There's a theatricality to some of queer/LGBT+/gay/bi, and increasingly, non-binary/trans/etc presentation, but we should understand that this largely ends by the end of certain high school experiences, almost totally ends by the end of college, and is vanishingly absent by the end of one's twenties. Yes, we have LibsOfTiktok type conservative turfing that makes some select social media posts like some sort of lunatic wave of the most extreme individuals, but otherwise people are just doing normal people things, including about their sexuality and gender identity.
This includes bisexuals. There's bis that totally prefer (you can prefer, or not prefer; there's an individualistic quality to attraction) one sex, that's the other sex, and the market for these dates and partnerships is obviously super easy compared to finding a love of the same sex. They may want children badly, and that's much harder with the same sex. They likely live in a much more heteronormative environment compared to where homosexuals at least tend to try to end up in (safer urban gay communities). So all that's changing here, is more public acknowledgement of who they more FULLY are, and a desire to be understood for even what they're currently not actively pursuing. A bi woman could 'experiment' in college, yet legitimately enjoy those 'experiments', but find a man that they marry and have children with, but they still want others to know, with socially progressive intent, that this relationship is not all she is as a person. She may very well divorce him and end in a relationship with a woman. She may be in some level of openness with experiences with the cooperation of her husband. She may have a more businesslike dealing with her husband but have passions for a woman. She may not do anything at all with women but just want to be more properly understood and not invisible on this matter (especially as female sexuality is historically ignored). So there's more comfort and being open, at least on a damn survey. I've had multiple women in marriages to men come out to me as bi, and I absolutely believe them. There's other bi women who go with whoever, and that still statistically points them towards men, because there's so many straight men. There's other bi women who prefer women, and many of those will actively look for women as a committed partner and try the best they can with that, sometimes succeeding but occasionally being assumed to be a lesbian when they aren't really.
What hasn't changed so much is public awareness of bi men, even if its improving. This is from the more intense homophobia towards men.

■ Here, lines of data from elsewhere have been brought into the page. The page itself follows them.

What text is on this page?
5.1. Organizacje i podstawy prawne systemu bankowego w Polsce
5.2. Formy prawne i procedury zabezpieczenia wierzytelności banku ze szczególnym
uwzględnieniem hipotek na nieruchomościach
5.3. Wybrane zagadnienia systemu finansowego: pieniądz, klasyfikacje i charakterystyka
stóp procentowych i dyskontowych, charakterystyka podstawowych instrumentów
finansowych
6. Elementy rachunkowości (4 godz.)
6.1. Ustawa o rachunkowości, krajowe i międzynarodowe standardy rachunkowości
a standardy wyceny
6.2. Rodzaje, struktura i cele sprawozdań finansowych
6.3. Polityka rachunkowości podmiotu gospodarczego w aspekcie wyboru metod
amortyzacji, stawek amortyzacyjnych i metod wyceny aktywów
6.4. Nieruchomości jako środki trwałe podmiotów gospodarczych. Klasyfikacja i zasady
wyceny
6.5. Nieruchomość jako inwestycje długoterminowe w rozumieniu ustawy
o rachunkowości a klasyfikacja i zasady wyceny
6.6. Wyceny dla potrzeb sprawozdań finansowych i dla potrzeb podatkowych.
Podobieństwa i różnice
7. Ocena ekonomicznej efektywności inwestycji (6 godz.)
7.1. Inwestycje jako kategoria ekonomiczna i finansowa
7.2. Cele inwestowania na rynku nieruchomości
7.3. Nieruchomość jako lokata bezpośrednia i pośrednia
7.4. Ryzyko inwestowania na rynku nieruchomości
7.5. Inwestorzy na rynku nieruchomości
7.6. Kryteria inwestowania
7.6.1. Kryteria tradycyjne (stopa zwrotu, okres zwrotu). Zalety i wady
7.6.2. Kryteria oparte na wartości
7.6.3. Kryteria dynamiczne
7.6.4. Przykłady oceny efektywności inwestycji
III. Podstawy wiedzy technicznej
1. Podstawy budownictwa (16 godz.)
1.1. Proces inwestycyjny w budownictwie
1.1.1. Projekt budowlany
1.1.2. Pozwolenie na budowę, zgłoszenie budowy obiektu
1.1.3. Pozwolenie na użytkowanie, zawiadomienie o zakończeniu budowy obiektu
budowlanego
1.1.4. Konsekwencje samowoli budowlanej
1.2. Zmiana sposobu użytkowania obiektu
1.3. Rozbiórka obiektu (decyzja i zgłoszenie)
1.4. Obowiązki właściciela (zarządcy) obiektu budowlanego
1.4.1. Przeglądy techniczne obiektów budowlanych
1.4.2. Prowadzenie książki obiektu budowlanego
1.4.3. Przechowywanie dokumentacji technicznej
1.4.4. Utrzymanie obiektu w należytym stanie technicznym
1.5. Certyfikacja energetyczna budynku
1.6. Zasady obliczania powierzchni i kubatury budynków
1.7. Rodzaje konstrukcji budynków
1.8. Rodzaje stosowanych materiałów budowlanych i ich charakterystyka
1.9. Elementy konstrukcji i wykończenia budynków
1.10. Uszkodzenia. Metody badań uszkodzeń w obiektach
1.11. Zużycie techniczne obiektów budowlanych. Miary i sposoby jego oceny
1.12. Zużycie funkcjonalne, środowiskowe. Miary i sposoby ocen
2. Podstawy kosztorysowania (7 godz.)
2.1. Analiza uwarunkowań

Gays have pushed through and are trying to continue that, but the journey of bi men feels like its only starting. I don't see this improving a lot for Millennials, but I do see a path for Z and 'Alphas' (bad gen name) in the future.
Through all of this, MOST bisexuals WILL end up in one or more long term relationships with the OTHER sex. Trans/other bis/gays are all too small in number and too publicly localized into specific geographic areas for it to be otherwise. But homophobia and biphobia towards and within bisexuals has to decrease, and along with that, we'll have a lot more honestly out and open bis that won't let anything get in their way to express that with the same sex. Sure this can mean just a rare hookup, but it can also mean their own long term relationships that they may have otherwise allowed/made themselves deny in the past.
Sure, some put on a show. I particularly cannot trust many college-aged women kissing another woman at a party and suddenly she's soooo bi. But we all put on shows. The longer term stats, cultural trends, and human rights fights will indicate a lot more, and so far, I'm rooting for bisexuals - even if sure, I'm not so kind to self-haters, same like with any minority.